Look, I’m as big a supporter of topless women on beaches as the next guy, but this is just nuts. Like Michael Newdow, the ACLU, Liberty Counsel, and many other crusaders, Johnsson’s biggest flaw appears to be her own perception that if she feels strongly about something, it must mean she is right:
“I’m not a troublemaker. It’s just sometimes I know I’m right,” said Johnsson, 42, who won’t say whether she wants to bare her breasts but believes she should have the right to do so.
“I have a desire to be equal to men,” she said. “The Constitution tells me that everybody is created equal. Unfortunately, I read that part.”
In fact, nothing in the Constitution says anything close to that, so if she really “read that part” it must have been in the context of a dream or a bad acid trip. She may thinking of that other holy document, the Declaration of Indepedence, which the legally cluless often confuse with the Constitution. The Declaration of Independence does say that all men are created equal, but it says nothing about women, who were not even guaranteed the right to vote until almost a century and a half later. More importantly, perhaps, no one can sue under the Declaration of Independence, which provides only one remedy for an alleged violation of its self-evident truths: armed revolution.
Given her confusion over the basic legal documents of this country, you’re probably thinking “where on earth does a ditz like this get her law degree? Sears, Roebuck?!” Not quite:
“I don’t like being told that I can’t do something,” said Johnsson, who earned her law degree in 1990 from UC Berkeley. “
That giant sucking sound you just heard was the value of my J.D. from that same institution.
Johnsson said she would prefer to live her life outside the spotlight.

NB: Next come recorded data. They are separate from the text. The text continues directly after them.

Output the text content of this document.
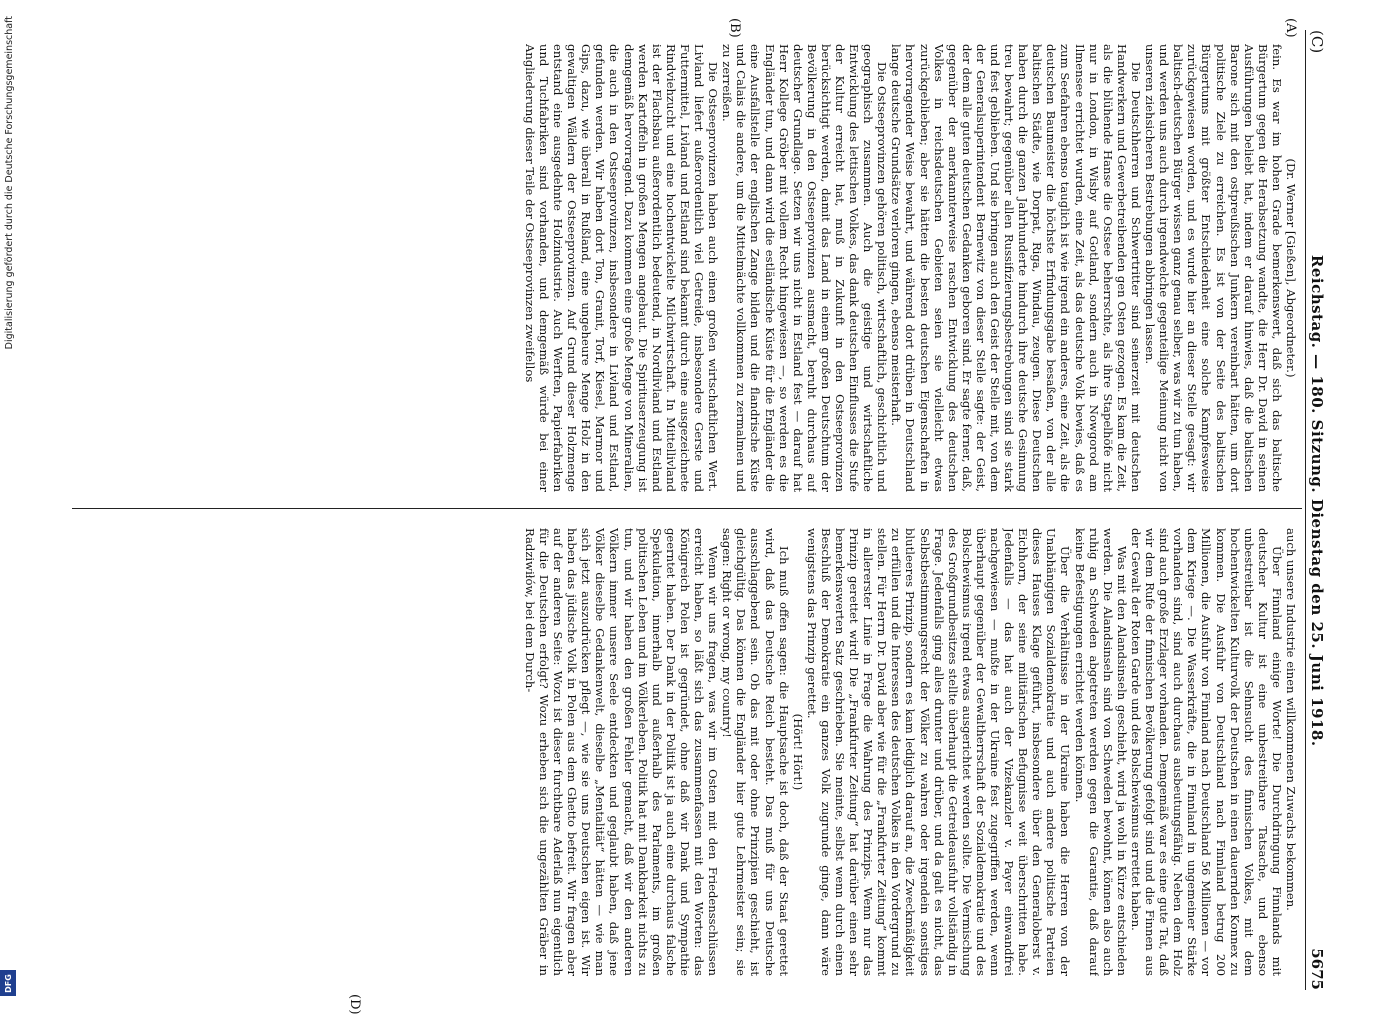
(C)
Reichstag. — 180. Sitzung. Dienstag den 25. Juni 1918.
5675
(A)
(B)
(D)

(Dr. Werner [Gießen], Abgeordneter.)

fein. Es war im hohen Grade bemerkenswert, daß sich das baltische Bürgertum gegen die Herabsetzung wandte, die Herr Dr. David in seinen Ausführungen beliebt hat, indem er darauf hinwies, daß die baltischen Barone sich mit den ostpreußischen Junkern vereinbart hätten, um dort politische Ziele zu erreichen. Es ist von der Seite des baltischen Bürgertums mit größter Entschiedenheit eine solche Kampfesweise zurückgewiesen worden, und es wurde hier an dieser Stelle gesagt: wir baltisch-deutschen Bürger wissen ganz genau selber, was wir zu tun haben, und werden uns auch durch irgendwelche gegenteilige Meinung nicht von unseren ziehsicheren Bestrebungen abbringen lassen.

Die Deutschherren und Schwertritter sind seinerzeit mit deutschen Handwerkern und Gewerbetreibenden gen Osten gezogen. Es kam die Zeit, als die blühende Hanse die Ostsee beherrschte, als ihre Stapelhöfe nicht nur in London, in Wisby auf Gotland, sondern auch in Nowgorod am Ilmensee errichtet wurden, eine Zeit, als das deutsche Volk bewies, daß es zum Seefahren ebenso tauglich ist wie irgend ein anderes, eine Zeit, als die deutschen Baumeister die höchste Erfindungsgabe besaßen, von der alle baltischen Städte, wie Dorpat, Riga, Windau, zeugen. Diese Deutschen haben durch die ganzen Jahrhunderte hindurch ihre deutsche Gesinnung treu bewahrt; gegenüber allen Russifizierungsbestrebungen sind sie stark und fest geblieben. Und sie bringen auch den Geist der Stelle mit, von dem der Generalsuperintendent Bernewitz von dieser Stelle sagte: der Geist, der dem alle guten deutschen Gedanken geboren sind. Er sagte ferner, daß, gegenüber der anerkannterweise raschen Entwicklung des deutschen Volkes in reichsdeutschen Gebieten seien sie vielleicht etwas zurückgeblieben; aber sie hätten die besten deutschen Eigenschaften in hervorragender Weise bewahrt, und während dort drüben in Deutschland lange deutsche Grundsätze verloren gingen, ebenso meisterhaft.

Die Ostseeprovinzen gehören politisch, wirtschaftlich, geschichtlich und geographisch zusammen. Auch die geistige und wirtschaftliche Entwicklung des lettischen Volkes, das dank deutschen Einflusses die Stufe der Kultur erreicht hat, muß in Zukunft in den Ostseeprovinzen berücksichtigt werden, damit das Land in einem großen Deutschtum der Bevölkerung in den Ostseeprovinzen ausmacht, beruht durchaus auf deutscher Grundlage. Setzen wir uns nicht in Estland fest — darauf hat Herr Kollege Gröber mit vollem Recht hingewiesen —, so werden es die Engländer tun, und dann wird die estländische Küste für die Engländer die eine Ausfallstelle der englischen Zange bilden und die flandrische Küste und Calais die andere, um die Mittelmächte vollkommen zu zermalmen und zu zerreißen.

Die Ostseeprovinzen haben auch einen großen wirtschaftlichen Wert. Livland liefert außerordentlich viel Getreide, insbesondere Gerste und Futtermittel, Livland und Estland sind bekannt durch eine ausgezeichnete Rindviehzucht und eine hochentwickelte Milchwirtschaft. In Mittellivland ist der Flachsbau außerordentlich bedeutend, in Nordlivland und Estland werden Kartoffeln in großen Mengen angebaut. Die Spirituserzeugung ist demgemäß hervorragend. Dazu kommen eine große Menge von Mineralien, die auch in den Ostseeprovinzen, insbesondere in Livland und Estland, gefunden werden. Wir haben dort Ton, Granit, Torf, Kiesel, Marmor und Gips, dazu, wie überall in Rußland, eine ungeheure Menge Holz in den gewaltigen Wäldern der Ostseeprovinzen. Auf Grund dieser Holzmenge entstand eine ausgedehnte Holzindustrie. Auch Werften, Papierfabriken und Tuchfabriken sind vorhanden, und demgemäß würde bei einer Angliederung dieser Teile der Ostseeprovinzen zweifellos

auch unsere Industrie einen willkommenen Zuwachs bekommen.

Über Finnland einige Worte! Die Durchdringung Finnlands mit deutscher Kultur ist eine unbestreitbare Tatsache, und ebenso unbestreitbar ist die Sehnsucht des finnischen Volkes, mit dem hochentwickelten Kulturvolk der Deutschen in einen dauernden Konnex zu kommen. Die Ausfuhr von Deutschland nach Finnland betrug 200 Millionen, die Ausfuhr von Finnland nach Deutschland 56 Millionen — vor dem Kriege —. Die Wasserkräfte, die in Finnland in ungemeiner Stärke vorhanden sind, sind auch durchaus ausbeutungsfähig. Neben dem Holz sind auch große Erzlager vorhanden. Demgemäß war es eine gute Tat, daß wir dem Rufe der finnischen Bevölkerung gefolgt sind und die Finnen aus der Gewalt der Roten Garde und des Bolschewismus errettet haben.

Was mit den Alandsinseln geschieht, wird ja wohl in Kürze entschieden werden. Die Alandsinseln sind von Schweden bewohnt, können also auch ruhig an Schweden abgetreten werden gegen die Garantie, daß darauf keine Befestigungen errichtet werden können.

Über die Verhältnisse in der Ukraine haben die Herren von der Unabhängigen Sozialdemokratie und auch andere politische Parteien dieses Hauses Klage geführt, insbesondere über den Generaloberst v. Eichhorn, der seine militärischen Befugnisse weit überschritten habe. Jedenfalls — das hat auch der Vizekanzler v. Payer einwandfrei nachgewiesen — mußte in der Ukraine fest zugegriffen werden, wenn überhaupt gegenüber der Gewaltherrschaft der Sozialdemokratie und des Bolschewismus irgend etwas ausgerichtet werden sollte. Die Vermischung des Großgrundbesitzes stellte überhaupt die Getreideausfuhr vollständig in Frage. Jedenfalls ging alles drunter und drüber, und da galt es nicht, das Selbstbestimmungsrecht der Völker zu wahren oder irgendein sonstiges blutleeres Prinzip, sondern es kam lediglich darauf an, die Zweckmäßigkeit zu erfüllen und die Interessen des deutschen Volkes in den Vordergrund zu stellen. Für Herrn Dr. David aber wie für die „Frankfurter Zeitung“ kommt in allererster Linie in Frage die Wahrung des Prinzips. Wenn nur das Prinzip gerettet wird! Die „Frankfurter Zeitung“ hat darüber einen sehr bemerkenswerten Satz geschrieben. Sie meinte, selbst wenn durch einen Beschluß der Demokratie ein ganzes Volk zugrunde ginge, dann wäre wenigstens das Prinzip gerettet.

(Hört! Hört!)

Ich muß offen sagen: die Hauptsache ist doch, daß der Staat gerettet wird, daß das Deutsche Reich besteht. Das muß für uns Deutsche ausschlaggebend sein. Ob das mit oder ohne Prinzipien geschieht, ist gleichgültig. Das können die Engländer hier gute Lehrmeister sein; sie sagen: Right or wrong, my country!

Wenn wir uns fragen, was wir im Osten mit den Friedensschlüssen erreicht haben, so läßt sich das zusammenfassen mit den Worten: das Königreich Polen ist gegründet, ohne daß wir Dank und Sympathie geerntet haben. Der Dank in der Politik ist ja auch eine durchaus falsche Spekulation, innerhalb und außerhalb des Parlaments, im großen politischen Leben und im Völkerleben. Politik hat mit Dankbarkeit nichts zu tun, und wir haben den großen Fehler gemacht, daß wir den anderen Völkern immer unsere Seele entdeckten und geglaubt haben, daß jene Völker dieselbe Gedankenwelt, dieselbe „Mentalität“ hätten — wie man sich jetzt auszudrücken pflegt —, wie sie uns Deutschen eigen ist. Wir haben das jüdische Volk in Polen aus dem Ghetto befreit. Wir fragen aber auf der anderen Seite: Wozu ist dieser furchtbare Aderlaß nun eigentlich für die Deutschen erfolgt? Wozu erheben sich die ungezählten Gräber in Radziwiłów, bei dem Durch-

Digitalisierung gefördert durch die Deutsche Forschungsgemeinschaft
DFG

She also offered The Times a really good deal on a famous bridge in Brooklyn if we believed that.
OK, OK. The first sentence was in the article, though, and the second should have been. Every cloud does, however, have a silver lining. Like most defense lawyers, Johnsson has a soft spot in her heart for vicious murderers, especially those who commit their murders under special circumstances qualifying for the death penalty. Yet, unlike most of her brethren and sistren in the hardened criminal lobby, she cares just a teeny bit less about the death penalty than she does about boobies:
But absent someone else stepping up, she said she was willing to push as hard as necessary to ensure women were equal to men on paper and in practice.
“I would gladly yield the lead to somebody else, somebody who wants the publicity or their five minutes of fame,” Johnsson said. “Then I can make my father’s dream come true and get rid of the death penalty.”
Nice to see her priorities are in order.